Why used cars in Cyprus shouldn’t cost this much

IT WILL not have escaped the attention of anyone who has ever bought a second-hand car in Cyprus that they are expensive here. Very expensive, in fact, and far more expensive than the rest of Europe. Many of us also looked forward to the accession of Cyprus to the European Union, and unhindered access to a vast market of affordable cars. The Cypriot Customs Code Law, which entered into force on April 30, 2004, dashed these hopes at a stroke, completely ignoring both the prevailing European law on the subject as well as the fundamental principles of the Union itself.

For non-Greek speakers, the law has been helpfully summarized in English, by the Customs & Excise Department of the Ministry of Finance, and is available on its website. According to their summary, goods in free circulation in the EU can move from one member state to another without payment of further import duty. Certain goods are said, however, to be subject to ‘excise duty’, even if they arrive from another member state of the EU. Used motor vehicles are one such good.

Duty is based on engine capacity, and is dependant on which of the given bands of engine capacity the vehicle falls within. In an unusual gesture towards the green lobby, this figure is then nudged up or down according to carbon dioxide emissions.
A vehicle is considered to be ‘used’ if it has a mileage of more than 6,000 km and at the date of its transfer to Cyprus is more than six months old, calculated from the date of its registration for the first time in any EU country. Where a vehicle is more than five years old, the maximum uplift of 25 per cent is added for good measure. So, take one 1990 Jaguar Sovereign 4.0, with a respectable 100,000 miles on the clock. Yours for £2,000 sterling in mint condition off any forecourt in the United Kingdom. Yours for an absurd CY£45,790 in Cyprus, duty-paid.

European Union law applies in Cyprus, because on April 16, 2003 Cyprus signed the Treaty of Accession to say that it would. By doing so, Cyprus also signed up to the Treaty of Rome, the founding document of the European Economic Community, which asserts that no Member State may impose taxes which make the products of other Member States more expensive. Fine, thought the Cypriot parliament, as Cyprus doesn’t produce cars, all new and used cars must be imported and can be taxed as they come in, and that’ll be fair for everyone, right? Wrong.

As long ago as 1988, the European Commission took Denmark to the European Court of Justice, which ruled that used cars imported from other Member States may not be taxed more heavily than those being sold in the domestic market. Just because a Member State does not manufacture a product, that does not mean that the Treaty of Rome provisions can be side-stepped. Denmark argued that their tax was fair as the diminutive state didn’t manufacture cars. The Court held that whilst this was true, this does not mean that Denmark had no used car market. A product becomes a domestic ‘product’ as soon as it has been imported and placed on the market. In a nutshell, imported used cars and those bought locally constitute similar or competing products, and the playing field must be level.

The Court has also made it clear that even the most laudable aims still do not excuse discrimination. In 1995, the European Commission took action against Greece, whose government established a system of duties aimed at taxing older imported vehicles in particular, with the stated aim of discouraging old, dangerous and polluting vehicles from being put into circulation. Yet even this was still illegal since at the same time it protected the local market in the old, dangerous and polluting vehicles which were already chocking up the streets of Athens. Ever innovative, the Greek government then claimed that taxing older used imported cars would make no difference since older cars in Greece had always been worth more, as the kind climate slowed depreciation. This argument was dismissed out-of-hand by the Court: the whole idea was to allow even-handed competition, and it was for customers to judge condition and value.

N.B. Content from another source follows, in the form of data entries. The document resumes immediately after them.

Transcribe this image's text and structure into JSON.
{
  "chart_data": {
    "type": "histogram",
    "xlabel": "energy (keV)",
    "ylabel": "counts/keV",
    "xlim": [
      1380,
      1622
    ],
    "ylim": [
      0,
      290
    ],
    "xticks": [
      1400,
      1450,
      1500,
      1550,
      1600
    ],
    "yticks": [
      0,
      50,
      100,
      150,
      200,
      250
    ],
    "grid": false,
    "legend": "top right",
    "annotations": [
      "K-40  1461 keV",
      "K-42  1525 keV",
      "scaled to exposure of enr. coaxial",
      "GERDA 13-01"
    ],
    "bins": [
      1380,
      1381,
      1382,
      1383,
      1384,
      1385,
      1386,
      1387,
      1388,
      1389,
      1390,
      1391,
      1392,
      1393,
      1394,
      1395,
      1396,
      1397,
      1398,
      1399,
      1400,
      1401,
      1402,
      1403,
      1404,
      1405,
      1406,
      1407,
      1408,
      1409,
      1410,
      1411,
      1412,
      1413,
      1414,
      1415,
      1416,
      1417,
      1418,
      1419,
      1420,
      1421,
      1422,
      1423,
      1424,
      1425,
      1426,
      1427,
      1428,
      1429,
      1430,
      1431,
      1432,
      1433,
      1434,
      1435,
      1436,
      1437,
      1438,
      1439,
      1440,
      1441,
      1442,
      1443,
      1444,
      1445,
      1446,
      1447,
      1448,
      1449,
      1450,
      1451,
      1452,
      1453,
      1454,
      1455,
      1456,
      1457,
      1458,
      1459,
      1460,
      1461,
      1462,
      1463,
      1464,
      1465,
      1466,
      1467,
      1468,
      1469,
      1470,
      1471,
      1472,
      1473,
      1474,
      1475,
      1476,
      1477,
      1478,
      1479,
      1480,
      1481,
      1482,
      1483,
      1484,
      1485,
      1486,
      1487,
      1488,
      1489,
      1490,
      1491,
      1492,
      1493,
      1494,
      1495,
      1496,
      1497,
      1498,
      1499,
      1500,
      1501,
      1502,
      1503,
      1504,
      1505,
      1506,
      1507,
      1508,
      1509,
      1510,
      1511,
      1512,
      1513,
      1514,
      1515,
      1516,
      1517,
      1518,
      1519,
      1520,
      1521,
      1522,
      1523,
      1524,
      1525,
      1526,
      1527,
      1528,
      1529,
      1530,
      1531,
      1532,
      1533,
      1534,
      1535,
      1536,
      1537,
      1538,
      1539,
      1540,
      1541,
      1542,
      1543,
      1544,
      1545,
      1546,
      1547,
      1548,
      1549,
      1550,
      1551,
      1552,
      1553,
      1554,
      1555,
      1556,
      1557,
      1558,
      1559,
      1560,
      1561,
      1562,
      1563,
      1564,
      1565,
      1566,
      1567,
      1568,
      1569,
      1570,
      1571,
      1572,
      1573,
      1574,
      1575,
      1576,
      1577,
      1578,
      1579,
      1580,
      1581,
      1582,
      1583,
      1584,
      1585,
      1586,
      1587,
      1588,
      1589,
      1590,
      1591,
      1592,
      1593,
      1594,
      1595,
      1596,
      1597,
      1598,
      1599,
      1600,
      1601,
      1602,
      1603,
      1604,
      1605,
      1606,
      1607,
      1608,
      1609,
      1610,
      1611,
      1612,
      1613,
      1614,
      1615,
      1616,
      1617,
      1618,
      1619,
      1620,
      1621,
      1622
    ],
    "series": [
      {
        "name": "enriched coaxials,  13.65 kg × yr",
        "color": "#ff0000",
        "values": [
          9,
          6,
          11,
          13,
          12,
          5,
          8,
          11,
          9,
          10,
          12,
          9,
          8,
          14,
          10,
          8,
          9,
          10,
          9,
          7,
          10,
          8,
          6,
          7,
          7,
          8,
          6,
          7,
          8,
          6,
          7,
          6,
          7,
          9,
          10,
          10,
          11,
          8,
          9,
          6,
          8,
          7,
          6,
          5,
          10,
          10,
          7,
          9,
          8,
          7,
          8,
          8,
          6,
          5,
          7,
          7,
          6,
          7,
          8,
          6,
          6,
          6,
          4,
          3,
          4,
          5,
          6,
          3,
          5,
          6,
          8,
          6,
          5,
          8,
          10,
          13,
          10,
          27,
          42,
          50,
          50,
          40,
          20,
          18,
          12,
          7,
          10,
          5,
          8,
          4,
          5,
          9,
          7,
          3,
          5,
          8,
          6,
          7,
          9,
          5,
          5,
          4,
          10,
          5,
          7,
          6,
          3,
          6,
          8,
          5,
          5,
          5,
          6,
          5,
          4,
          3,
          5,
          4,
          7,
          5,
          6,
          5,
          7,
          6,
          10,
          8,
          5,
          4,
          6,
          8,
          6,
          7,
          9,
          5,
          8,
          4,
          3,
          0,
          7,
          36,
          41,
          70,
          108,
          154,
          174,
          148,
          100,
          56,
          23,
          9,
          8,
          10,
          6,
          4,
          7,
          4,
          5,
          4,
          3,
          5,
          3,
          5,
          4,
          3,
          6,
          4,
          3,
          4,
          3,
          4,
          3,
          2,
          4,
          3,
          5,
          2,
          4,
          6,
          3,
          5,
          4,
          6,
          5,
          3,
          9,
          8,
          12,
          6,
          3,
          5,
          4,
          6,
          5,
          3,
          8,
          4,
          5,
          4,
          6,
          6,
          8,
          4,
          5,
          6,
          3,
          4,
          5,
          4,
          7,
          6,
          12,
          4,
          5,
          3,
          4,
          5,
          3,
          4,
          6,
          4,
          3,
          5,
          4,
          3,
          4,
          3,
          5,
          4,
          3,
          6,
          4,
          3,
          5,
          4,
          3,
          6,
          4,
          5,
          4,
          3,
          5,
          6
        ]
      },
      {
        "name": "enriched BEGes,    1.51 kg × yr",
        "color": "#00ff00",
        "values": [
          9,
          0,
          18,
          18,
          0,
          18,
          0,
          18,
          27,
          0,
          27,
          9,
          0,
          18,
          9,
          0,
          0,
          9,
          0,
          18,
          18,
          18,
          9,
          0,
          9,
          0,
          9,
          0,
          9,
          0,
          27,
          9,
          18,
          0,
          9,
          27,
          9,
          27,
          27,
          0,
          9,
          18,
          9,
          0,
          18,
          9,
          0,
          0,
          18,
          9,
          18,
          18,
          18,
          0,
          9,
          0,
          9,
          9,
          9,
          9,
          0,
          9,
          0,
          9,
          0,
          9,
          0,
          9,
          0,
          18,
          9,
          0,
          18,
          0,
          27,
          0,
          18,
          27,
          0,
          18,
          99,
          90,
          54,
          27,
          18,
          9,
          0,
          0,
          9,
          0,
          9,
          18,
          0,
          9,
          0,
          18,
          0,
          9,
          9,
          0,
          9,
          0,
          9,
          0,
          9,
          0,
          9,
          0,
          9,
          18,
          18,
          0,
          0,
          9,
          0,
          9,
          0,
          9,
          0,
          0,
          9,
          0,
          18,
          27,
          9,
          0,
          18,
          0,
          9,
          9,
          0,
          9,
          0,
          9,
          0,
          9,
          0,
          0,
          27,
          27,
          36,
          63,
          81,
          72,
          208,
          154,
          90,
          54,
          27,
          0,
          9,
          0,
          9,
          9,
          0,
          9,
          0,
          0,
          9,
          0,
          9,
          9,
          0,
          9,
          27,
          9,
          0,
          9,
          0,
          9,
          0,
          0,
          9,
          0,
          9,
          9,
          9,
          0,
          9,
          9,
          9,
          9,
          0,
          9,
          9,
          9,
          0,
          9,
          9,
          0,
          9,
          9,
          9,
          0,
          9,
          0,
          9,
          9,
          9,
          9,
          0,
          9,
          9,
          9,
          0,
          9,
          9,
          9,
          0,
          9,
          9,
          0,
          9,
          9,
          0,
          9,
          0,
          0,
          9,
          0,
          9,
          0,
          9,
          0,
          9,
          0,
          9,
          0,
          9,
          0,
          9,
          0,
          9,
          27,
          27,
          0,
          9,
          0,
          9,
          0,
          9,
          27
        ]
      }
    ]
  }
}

The law is contrary to both the spirit, and more importantly the letter, of the European Union law to which Cyprus must abide. Presently, to import a car from another European Member State is, even discounting shipping costs, vastly more expensive than purchasing a similar model in Cyprus, which is in turn vastly more expensive than buying in another Member State. The vast right-hand drive market of the United Kingdom, for example, is effectively closed through an artificial distortion of the internal European market. Cyprus has no trains, trams or underground systems. Cars are essential tools for everyday life in Cyprus, and it is right that Cypriots should have full access to the competitive market in used vehicles that the European Union offers. Moreover, even though Cyprus is a small market, vendors of used vehicles from other Member States should have opportunities to those of Cyprus.

Benjamin Maltby, LL.B, Barrister of the Inner Temple, spent two years working as a consultant with a leading Cypriot law firm, before joining a marine consultancy in Limassol.